Google paid $12.5bn for the Moto X and Moto G smartphone manufacturer in 2011. The acquisition, Google’s largest by far, came after Larry Page, Google’s co-founder, took back day-to-day running of the company. Lenovo will pay $660m in cash, $750m in Lenovo shares, plus a $1.5bn three-year promissory note.
While the purchase was seen as a strategic move to build Google’s mobile business it has been unpopular with shareholders and analysts. Motorola has continued to lose money and sales of its new flagship phone the Moto X have disappointed.
In a blog post Page said Dennis Woodside, a former Google operations executive and Motorola’s CEO had done “a tremendous job reinventing the company.” He said the company had helped Google’s Android operating system create a “level playing field” with its rivals.
“But the smartphone market is super competitive, and to thrive it helps to be all-in when it comes to making mobile devices. It’s why we believe that Motorola will be better served by Lenovo – which has a rapidly growing smartphone business and is the largest (and fastest-growing) PC manufacturer in the world. This move will enable Google to devote our energy to driving innovation across the Android ecosystem, for the benefit of smartphone users everywhere,” he wrote.
The sale comes as Google has turned its energies towards hardware as well as software products. The company is working on Google Glass, its wearable computer, a smart watch and driverless cars as well as tablets and laptops. Earlier this month it bought Nest, maker of smart home devices like smoke alarms and thermostats for $3.2bn. Page was at pains to point out the Motorola sale was not a radical change of tack.
“As a side note, this does not signal a larger shift for our other hardware efforts. The dynamics and maturity of the wearable and home markets, for example, are very different from that of the mobile industry.
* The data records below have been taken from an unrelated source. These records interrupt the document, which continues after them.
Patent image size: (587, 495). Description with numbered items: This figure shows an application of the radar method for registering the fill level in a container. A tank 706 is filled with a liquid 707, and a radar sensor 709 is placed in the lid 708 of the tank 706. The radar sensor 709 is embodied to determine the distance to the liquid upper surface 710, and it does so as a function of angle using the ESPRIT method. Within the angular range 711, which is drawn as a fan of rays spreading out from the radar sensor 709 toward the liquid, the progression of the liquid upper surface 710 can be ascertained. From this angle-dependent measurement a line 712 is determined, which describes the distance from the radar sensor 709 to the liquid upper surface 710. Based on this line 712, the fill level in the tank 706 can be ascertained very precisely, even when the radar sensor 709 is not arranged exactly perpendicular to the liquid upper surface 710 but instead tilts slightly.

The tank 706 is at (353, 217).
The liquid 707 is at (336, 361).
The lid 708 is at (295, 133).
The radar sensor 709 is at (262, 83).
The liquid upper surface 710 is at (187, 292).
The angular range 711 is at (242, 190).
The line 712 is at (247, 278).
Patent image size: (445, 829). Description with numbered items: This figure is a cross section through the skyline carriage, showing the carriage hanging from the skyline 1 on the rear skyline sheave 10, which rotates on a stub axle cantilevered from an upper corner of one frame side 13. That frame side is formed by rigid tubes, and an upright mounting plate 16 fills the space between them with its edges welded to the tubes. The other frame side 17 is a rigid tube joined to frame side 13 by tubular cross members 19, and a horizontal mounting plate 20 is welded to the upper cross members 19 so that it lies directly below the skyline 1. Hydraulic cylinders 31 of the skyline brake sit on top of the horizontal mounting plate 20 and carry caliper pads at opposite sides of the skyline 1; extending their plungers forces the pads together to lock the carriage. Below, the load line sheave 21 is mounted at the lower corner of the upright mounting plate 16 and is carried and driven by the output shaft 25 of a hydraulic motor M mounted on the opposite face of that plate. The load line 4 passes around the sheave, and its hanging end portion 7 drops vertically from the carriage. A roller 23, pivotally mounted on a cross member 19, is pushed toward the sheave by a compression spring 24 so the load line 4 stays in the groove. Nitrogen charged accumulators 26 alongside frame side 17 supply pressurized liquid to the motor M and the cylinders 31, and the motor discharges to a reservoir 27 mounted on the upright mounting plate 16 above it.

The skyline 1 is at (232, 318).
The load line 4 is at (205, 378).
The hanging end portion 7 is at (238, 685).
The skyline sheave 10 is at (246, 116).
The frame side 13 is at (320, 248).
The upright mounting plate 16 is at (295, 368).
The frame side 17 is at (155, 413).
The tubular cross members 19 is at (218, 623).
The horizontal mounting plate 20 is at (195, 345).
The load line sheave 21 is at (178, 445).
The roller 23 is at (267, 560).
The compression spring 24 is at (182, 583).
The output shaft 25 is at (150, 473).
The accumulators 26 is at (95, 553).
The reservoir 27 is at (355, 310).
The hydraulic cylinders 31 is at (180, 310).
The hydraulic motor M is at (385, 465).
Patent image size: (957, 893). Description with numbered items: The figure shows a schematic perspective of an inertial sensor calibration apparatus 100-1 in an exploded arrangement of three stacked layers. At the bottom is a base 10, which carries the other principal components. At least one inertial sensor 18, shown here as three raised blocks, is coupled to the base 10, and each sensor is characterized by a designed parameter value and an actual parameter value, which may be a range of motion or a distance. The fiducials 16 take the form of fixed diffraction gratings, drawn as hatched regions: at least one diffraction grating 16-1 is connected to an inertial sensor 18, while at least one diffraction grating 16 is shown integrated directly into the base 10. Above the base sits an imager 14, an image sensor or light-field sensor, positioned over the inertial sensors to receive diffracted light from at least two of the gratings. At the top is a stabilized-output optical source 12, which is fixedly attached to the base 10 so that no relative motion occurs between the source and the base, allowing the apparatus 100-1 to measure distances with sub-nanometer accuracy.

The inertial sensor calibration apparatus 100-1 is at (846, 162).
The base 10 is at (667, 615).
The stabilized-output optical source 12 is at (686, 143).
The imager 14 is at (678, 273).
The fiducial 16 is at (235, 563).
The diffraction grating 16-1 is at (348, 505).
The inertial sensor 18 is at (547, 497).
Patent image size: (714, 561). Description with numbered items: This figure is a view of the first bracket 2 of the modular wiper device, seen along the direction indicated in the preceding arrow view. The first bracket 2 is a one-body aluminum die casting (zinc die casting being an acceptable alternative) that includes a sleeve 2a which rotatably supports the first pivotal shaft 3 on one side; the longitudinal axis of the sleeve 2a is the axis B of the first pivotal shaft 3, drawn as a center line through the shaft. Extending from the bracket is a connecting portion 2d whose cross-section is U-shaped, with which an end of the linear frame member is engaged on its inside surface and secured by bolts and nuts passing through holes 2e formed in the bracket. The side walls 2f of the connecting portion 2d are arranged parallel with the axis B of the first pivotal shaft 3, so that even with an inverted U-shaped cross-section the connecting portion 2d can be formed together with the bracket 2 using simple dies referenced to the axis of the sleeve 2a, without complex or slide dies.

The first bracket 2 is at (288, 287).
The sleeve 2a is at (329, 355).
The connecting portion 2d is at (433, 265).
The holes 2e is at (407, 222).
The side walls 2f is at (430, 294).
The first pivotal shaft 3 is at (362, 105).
We’re excited by the opportunities to build amazing new products for users within these emerging ecosystems,” he wrote.
This is the second sale Google has made of assets it acquired after buying Motorola Mobility. In 2012 Google sold Motorola Home, which made set-top boxes and cable modems, to Arris for $2.35bn.
Lenovo is already the world’s largest PC manufacturer, has been expanding into other areas. This is Lenovo’s second large buy of the month. Last week the Chinese company paid $2.3bn for IBM’s server business. Lenovo, in 2005 acquired IBM’s PC business and its legendary PC brand and x86 server business recently, will now acquire world-renowned Motorola Mobility, including the MOTOROLA brand and Motorola Mobility’s portfolio of innovative smartphones like the Moto X and Moto G and the DROID Ultra series. In addition to current products, Lenovo will take ownership of the future Motorola Mobility product roadmap.
“The acquisition of such an iconic brand, innovative product portfolio and incredibly talented global team will immediately make Lenovo a strong global competitor in smartphones. We will immediately have the opportunity to become a strong global player in the fast-growing mobile space,” said Yang Yuanqing, chairman and CEO of Lenovo.